Terkhusus di Jakarta, lahan di perkotaan semakin menyempit akibat alih fungsi lahan untuk kepentingan proyek bisnis atas nama pembangunan, seperti mall, hotel, apartemen, pemukiman elit, dan sebagainya. Penyempitan lahan ini tidak hanya membuat masyarakat sulit membangun rumah pribadi, namun juga membuat masyarakat miskin yang termarjinalkan oleh proses pembangunan kota digusur atas nama rencana penataan ruang perkotaan. Nelson mengatakan bahwa berdasarkan data yang LBH miliki, kepemilikan tanah di Indonesia 80% dikuasai oleh para konglomerat; 13% oleh Asing, sisanya baru oleh warga individu.

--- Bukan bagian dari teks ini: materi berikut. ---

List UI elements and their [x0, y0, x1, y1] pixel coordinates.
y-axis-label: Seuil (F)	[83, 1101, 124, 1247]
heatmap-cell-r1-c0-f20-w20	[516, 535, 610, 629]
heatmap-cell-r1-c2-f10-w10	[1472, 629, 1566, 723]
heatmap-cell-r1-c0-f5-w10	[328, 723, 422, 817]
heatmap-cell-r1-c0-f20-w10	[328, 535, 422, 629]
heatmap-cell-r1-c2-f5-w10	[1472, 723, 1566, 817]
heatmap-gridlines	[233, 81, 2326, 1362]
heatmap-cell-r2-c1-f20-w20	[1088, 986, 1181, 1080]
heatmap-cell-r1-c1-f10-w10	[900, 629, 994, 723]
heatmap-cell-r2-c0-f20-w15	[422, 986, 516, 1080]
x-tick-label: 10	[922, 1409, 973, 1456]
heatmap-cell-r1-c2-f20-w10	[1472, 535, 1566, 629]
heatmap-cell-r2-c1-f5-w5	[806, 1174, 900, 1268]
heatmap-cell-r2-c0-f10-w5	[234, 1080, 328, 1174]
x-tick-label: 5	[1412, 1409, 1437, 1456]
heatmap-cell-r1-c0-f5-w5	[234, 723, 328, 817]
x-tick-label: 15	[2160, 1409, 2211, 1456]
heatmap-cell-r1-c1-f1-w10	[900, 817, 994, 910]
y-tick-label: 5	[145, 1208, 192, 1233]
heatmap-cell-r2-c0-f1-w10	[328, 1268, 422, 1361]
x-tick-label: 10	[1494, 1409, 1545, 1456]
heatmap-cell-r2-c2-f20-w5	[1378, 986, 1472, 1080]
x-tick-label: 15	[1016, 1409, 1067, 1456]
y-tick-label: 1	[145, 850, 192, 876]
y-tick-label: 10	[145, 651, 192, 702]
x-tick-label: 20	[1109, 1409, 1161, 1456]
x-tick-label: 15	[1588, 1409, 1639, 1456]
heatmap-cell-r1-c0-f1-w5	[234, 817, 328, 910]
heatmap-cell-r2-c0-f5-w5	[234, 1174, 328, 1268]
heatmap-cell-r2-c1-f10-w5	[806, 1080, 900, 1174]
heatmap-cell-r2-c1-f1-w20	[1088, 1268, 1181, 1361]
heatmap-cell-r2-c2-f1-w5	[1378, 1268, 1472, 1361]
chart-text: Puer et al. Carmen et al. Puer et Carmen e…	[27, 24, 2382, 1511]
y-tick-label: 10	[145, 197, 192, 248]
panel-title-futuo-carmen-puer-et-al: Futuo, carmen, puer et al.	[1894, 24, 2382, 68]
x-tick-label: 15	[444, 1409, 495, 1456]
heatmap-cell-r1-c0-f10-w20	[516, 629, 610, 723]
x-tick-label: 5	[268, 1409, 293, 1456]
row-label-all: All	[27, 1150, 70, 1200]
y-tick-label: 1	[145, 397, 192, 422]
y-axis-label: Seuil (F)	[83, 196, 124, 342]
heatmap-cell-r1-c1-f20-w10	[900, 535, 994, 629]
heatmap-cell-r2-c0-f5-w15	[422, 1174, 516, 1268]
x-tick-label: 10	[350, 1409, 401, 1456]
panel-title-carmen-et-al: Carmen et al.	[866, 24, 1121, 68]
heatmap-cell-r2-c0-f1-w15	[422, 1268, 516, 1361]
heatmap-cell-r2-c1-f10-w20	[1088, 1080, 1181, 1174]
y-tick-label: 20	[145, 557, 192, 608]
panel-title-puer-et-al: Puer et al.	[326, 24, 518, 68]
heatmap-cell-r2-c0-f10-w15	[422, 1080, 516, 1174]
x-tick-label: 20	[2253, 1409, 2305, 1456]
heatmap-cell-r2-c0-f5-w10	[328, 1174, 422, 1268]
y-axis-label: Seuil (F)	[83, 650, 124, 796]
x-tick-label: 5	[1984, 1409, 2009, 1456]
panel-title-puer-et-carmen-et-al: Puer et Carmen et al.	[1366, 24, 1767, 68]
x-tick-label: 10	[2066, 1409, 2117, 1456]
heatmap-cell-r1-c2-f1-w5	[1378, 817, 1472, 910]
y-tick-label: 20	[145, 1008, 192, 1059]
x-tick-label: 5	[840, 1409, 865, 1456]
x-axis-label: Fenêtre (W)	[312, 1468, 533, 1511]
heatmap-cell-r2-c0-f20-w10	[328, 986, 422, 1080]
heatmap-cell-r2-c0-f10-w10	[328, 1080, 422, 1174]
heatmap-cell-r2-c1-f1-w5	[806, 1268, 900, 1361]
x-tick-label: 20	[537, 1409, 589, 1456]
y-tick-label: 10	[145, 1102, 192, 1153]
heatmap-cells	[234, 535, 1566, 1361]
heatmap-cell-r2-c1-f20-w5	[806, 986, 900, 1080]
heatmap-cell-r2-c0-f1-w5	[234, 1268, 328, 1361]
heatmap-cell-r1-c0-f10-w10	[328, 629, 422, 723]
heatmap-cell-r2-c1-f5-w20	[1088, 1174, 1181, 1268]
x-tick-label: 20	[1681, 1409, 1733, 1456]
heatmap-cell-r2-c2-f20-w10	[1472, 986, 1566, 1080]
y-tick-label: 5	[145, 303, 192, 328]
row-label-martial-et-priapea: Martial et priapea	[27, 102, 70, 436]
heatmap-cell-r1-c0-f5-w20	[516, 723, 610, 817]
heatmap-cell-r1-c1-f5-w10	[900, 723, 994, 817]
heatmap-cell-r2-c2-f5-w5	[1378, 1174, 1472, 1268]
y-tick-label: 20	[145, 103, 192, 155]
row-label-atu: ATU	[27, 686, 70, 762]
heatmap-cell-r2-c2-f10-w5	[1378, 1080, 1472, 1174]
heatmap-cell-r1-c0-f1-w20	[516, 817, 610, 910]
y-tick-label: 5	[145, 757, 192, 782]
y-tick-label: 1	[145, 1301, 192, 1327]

“Para pemilik properti menjual kembali propertinya dengan harga yang sangat tinggi, dan ini membuat harga rumah sudah tidak terjangkau lagi. Ini implikasinya banyak, orang kemudian menjadi mikir bagaimana mencari uang dengan cepat makanya ada trading, korupsi, dll. Manusia memangsa manusia lainnya, Jakarta keras, kerja bagai kuda tapi duit ga ada,” keluh Nelson.

Permasalahan ini tidak sesederhana yang dibayangkan. Pemerintah memiliki kewajiban untuk menjamin hak untuk setiap orang bertempat tinggal. Kendati sudah dijanjikan kompensasi dan realokasi, hal tersebut tidak akan menyelesaikan problematika ketimpangan lahan di Jakarta. Berbagai proyek pemerintah dan swasta terus dilakukan hingga terjadi penyempitan lahan dan masyarakat sulit mendapatkan tempat tinggal. Anehnya, justru yang sering kali membayar ongkos penyempitan lahan tersebut adalah masyarakat miskin kota, yang tergusur dari rumah-rumah mereka untuk kemudian dialihfungsikan untuk kepentingan pemerintah.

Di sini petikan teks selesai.